Jill Paton Walsh continues her brilliant evocation of Dorothy Sayer's detective series. However, this book is a paired continuation of Gaudy Night - in my opinion the most difficult and dense of the Sayer mysteries. Walsh has written a lovely book, and it is nowhere near as confusing as Gaudy Night. I am glad to have it in my library, but I enjoyed Walsh's previous novels more. I look forward to more books in Walsh's series.
I acknowledge that the bar is set higher than it would be if this was any other work of fiction. The worst part was the narrator who would be marvelous if this was a children's book. Its like he wants to soothe us to sleep. The mystery really wasn't. And the actual reason I keep buying these - beloved characters - only cause me to wince at every deviation from how I perceive them to be. I need to give up hope and stop buying these.
This time the author gave us a good solid mystery and great literary quotations, but also produced an insipid Harriet.
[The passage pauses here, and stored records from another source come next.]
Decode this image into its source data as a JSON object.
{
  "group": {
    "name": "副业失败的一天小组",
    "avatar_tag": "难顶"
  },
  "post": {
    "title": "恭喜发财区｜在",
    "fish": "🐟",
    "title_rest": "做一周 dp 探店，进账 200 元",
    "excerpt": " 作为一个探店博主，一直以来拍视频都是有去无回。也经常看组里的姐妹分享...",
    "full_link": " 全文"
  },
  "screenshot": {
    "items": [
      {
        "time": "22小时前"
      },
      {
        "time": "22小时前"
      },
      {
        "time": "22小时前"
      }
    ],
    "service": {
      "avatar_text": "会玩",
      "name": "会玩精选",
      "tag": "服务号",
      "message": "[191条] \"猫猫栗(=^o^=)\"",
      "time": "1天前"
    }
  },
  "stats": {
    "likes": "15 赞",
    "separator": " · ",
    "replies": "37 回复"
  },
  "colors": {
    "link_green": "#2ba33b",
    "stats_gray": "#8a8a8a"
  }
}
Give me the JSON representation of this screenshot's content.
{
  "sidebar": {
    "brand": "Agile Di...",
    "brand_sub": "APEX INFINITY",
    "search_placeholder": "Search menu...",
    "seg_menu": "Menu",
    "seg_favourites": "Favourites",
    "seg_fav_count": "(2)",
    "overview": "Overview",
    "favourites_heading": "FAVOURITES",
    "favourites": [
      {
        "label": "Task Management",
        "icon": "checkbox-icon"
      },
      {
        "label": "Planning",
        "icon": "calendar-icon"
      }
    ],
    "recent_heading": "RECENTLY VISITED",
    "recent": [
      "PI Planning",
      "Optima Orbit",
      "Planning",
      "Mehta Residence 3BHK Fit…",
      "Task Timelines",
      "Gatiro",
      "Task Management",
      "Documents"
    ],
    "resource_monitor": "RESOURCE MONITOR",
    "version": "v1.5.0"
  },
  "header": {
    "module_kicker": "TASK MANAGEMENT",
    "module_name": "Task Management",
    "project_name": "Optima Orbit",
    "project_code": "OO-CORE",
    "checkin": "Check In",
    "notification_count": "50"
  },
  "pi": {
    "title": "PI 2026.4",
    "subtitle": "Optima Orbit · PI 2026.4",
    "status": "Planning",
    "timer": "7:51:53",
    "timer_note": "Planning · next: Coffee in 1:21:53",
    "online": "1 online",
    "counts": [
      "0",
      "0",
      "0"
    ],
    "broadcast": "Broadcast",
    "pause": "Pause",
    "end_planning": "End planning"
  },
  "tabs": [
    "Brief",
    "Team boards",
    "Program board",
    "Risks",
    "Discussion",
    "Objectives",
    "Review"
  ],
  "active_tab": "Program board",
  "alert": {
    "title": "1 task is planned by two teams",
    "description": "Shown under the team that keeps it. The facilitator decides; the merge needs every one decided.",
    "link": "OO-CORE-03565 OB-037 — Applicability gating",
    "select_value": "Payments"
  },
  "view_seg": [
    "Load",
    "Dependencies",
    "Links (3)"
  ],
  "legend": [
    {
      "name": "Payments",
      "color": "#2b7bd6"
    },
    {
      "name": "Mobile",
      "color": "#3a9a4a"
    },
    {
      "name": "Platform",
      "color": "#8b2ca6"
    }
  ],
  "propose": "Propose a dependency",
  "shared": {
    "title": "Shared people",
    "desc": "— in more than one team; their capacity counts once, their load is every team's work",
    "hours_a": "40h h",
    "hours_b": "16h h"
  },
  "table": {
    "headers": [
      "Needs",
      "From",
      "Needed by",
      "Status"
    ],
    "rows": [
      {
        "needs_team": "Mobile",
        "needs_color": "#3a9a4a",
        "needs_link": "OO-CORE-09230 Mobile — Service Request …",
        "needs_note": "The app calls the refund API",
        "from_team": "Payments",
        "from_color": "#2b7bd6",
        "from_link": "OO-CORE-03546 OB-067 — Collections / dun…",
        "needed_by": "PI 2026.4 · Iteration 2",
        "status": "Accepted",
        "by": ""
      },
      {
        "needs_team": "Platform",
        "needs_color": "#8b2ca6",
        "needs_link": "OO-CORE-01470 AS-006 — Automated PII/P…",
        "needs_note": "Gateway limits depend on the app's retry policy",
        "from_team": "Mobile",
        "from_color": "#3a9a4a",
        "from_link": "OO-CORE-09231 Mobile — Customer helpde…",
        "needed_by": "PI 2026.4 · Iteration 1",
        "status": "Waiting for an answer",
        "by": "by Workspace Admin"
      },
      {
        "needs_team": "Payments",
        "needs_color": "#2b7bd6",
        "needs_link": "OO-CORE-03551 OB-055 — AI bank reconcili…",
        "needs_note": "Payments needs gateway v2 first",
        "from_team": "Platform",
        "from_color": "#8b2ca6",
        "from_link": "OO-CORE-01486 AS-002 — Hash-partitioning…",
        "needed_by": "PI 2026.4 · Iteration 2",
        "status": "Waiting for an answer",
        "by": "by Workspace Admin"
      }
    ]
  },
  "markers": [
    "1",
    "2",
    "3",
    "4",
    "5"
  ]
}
Would the woman who spent a year in the Senior Common Room at Shrewsbury College really have to ask what it's like to live like that? The author also retrieves Harriet's friends Eiluned Price and Sylvia Marriott from Strong Poison but inexplicably overlooks the fact that they are a couple. Additional similar faux pas about characters and relationships give the book a clunky feeling. The monotonous reader doesn't help. We are huge Sayers fans but struggled to get through this one on a cross-country road trip.